Last time I measured (with the tools I had on hand), I got these values for the current draw of the LEDs in a strip of WS2811’s:
red: 16mA
green: 14mA
blue: 14mA
chip itself (all LEDs off) : <1mA (ish)
20mA is a great estimate for how much power each pixel is likely to draw, presuming that you’re mostly using “pure hues”. If you’re using desaturated (whiter, more pastel) colors, you’re going to go higher.
Also worth noting that the pixel closest to the power supply will use a little more current than the pixel furthest from the power supply due to the voltage drop along the strip.

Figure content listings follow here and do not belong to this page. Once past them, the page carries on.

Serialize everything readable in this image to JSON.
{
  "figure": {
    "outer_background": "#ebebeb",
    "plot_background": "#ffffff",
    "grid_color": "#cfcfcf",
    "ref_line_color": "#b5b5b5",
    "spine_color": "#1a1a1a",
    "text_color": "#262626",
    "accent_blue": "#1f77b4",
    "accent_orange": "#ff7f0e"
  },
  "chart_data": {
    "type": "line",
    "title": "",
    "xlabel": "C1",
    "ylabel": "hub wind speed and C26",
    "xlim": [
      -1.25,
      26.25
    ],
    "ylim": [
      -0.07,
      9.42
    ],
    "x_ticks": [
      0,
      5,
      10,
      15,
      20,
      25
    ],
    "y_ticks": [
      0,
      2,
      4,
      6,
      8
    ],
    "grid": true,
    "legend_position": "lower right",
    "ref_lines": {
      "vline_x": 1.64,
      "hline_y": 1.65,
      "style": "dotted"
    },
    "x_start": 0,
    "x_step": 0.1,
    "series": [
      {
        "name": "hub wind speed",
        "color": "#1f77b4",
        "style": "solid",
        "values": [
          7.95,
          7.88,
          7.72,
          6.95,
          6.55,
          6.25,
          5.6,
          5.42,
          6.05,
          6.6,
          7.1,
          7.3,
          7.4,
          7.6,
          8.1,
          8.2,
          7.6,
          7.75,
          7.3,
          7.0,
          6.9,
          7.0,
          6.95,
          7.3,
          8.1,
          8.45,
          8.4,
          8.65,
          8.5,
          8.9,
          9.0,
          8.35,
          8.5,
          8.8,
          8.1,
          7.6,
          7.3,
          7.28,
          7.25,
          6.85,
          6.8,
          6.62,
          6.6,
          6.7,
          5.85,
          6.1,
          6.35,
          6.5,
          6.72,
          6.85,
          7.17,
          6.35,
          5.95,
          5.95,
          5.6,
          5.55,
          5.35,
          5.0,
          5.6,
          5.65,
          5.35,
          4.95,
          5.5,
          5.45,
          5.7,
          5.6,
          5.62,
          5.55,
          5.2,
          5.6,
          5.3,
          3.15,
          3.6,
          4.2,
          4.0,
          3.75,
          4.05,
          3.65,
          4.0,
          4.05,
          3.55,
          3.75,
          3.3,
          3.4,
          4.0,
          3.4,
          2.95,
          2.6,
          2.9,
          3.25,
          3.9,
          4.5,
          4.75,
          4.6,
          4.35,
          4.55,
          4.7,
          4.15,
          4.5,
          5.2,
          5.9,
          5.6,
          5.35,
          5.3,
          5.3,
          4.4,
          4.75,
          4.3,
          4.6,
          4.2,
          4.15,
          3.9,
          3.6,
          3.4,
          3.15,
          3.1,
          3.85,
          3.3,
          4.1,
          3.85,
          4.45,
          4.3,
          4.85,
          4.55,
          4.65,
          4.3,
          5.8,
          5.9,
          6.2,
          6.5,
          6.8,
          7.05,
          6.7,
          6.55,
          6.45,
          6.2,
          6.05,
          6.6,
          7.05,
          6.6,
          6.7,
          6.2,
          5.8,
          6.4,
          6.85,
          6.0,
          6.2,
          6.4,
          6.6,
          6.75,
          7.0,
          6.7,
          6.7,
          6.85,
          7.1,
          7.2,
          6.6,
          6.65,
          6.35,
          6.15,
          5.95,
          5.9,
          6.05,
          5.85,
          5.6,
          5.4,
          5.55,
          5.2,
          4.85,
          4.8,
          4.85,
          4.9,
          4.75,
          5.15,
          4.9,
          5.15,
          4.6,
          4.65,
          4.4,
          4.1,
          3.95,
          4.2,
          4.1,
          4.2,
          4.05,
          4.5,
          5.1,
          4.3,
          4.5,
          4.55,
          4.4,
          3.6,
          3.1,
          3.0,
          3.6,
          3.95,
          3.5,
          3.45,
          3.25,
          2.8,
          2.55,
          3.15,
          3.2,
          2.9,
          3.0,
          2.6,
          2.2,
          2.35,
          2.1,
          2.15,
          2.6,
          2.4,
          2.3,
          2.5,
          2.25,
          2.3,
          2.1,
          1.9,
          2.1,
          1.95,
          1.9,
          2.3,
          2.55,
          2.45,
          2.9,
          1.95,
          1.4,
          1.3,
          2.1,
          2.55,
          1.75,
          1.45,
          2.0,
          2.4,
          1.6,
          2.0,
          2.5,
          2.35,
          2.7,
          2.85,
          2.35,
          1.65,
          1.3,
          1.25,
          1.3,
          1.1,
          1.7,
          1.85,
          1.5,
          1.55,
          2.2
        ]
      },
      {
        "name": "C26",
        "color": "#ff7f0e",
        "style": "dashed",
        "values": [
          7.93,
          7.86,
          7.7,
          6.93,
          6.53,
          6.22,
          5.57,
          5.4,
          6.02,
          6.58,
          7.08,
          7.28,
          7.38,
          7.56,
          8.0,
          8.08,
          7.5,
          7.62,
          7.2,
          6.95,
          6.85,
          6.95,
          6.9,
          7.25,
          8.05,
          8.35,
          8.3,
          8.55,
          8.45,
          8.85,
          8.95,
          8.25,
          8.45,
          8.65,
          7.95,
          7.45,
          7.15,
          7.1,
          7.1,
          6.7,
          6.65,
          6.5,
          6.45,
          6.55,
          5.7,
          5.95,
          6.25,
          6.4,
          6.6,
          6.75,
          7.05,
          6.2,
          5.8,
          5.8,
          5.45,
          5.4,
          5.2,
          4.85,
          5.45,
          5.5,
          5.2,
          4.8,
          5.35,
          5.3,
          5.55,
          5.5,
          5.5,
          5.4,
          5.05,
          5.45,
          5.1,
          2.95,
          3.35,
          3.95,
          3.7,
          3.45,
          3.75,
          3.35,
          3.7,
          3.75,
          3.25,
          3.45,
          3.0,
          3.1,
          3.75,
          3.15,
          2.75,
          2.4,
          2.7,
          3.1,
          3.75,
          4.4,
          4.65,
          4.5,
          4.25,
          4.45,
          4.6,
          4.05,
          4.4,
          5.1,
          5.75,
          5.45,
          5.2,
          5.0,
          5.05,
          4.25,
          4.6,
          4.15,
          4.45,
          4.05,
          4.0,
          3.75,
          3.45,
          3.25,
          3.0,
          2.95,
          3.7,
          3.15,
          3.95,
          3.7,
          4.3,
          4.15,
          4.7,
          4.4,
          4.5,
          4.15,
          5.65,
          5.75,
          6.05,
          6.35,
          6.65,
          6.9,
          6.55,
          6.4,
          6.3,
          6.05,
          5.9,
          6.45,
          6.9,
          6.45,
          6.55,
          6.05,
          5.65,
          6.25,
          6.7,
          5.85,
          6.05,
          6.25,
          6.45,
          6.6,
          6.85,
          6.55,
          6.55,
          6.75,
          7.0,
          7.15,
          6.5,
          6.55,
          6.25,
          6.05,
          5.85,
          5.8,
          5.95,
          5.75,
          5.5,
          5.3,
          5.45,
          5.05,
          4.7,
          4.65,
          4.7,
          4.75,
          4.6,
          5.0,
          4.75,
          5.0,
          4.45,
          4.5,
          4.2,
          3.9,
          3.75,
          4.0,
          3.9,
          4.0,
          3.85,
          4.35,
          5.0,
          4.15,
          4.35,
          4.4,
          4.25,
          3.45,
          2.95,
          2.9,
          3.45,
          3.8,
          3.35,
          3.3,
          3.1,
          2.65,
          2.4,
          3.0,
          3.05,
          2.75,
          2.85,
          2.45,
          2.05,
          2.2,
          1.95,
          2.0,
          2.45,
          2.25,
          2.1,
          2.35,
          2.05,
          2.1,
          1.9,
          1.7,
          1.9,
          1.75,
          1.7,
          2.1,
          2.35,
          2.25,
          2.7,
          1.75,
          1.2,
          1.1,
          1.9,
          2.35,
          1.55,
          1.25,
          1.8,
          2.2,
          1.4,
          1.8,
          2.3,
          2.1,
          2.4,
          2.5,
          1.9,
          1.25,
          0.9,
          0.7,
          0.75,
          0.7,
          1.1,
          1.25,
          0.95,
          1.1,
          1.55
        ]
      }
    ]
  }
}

Use the (NUM_LEDS / 2)th pixel for testing, or better yet, use 100 pixels, and divide resulting current draw by 100. (I think that’s what I did to get the numbers above.)
I’ve done some more experiments (for SCIENCE) and here’s what I found:
Hooked up to the beefy 200W supply, the 128-pixel panel draws… 1.96A @ 5.11V (I only have one multimeter so these measurements weren’t taken simultaneously, but I guess this will still be roughly correct?) for a nice neat total of 10W or so.
I hooked it back up to the Little iPad Wall Wart That Could and again got my 2.26-something amps, but when I measured the voltage it went all the way down to 3.2V or so. It didn’t seem much less bright, if at all.
So, we’ve learned five things:
Voltage sags under load when you get near a supply’s rating
There’s no such thing as a free lunch
The constant current driver in the WS2812B is pretty good
I still don’t get why I’m still only seeing 15-20mA per pixel rather than per R, G and B channel on each pixel but screw it I’ll take 10W per panel thanks.
… and finally:
The reverse-polarity protection on the Uno and the WS2812B is surprisingly good. You can probably guess how I came to this particular conclusion.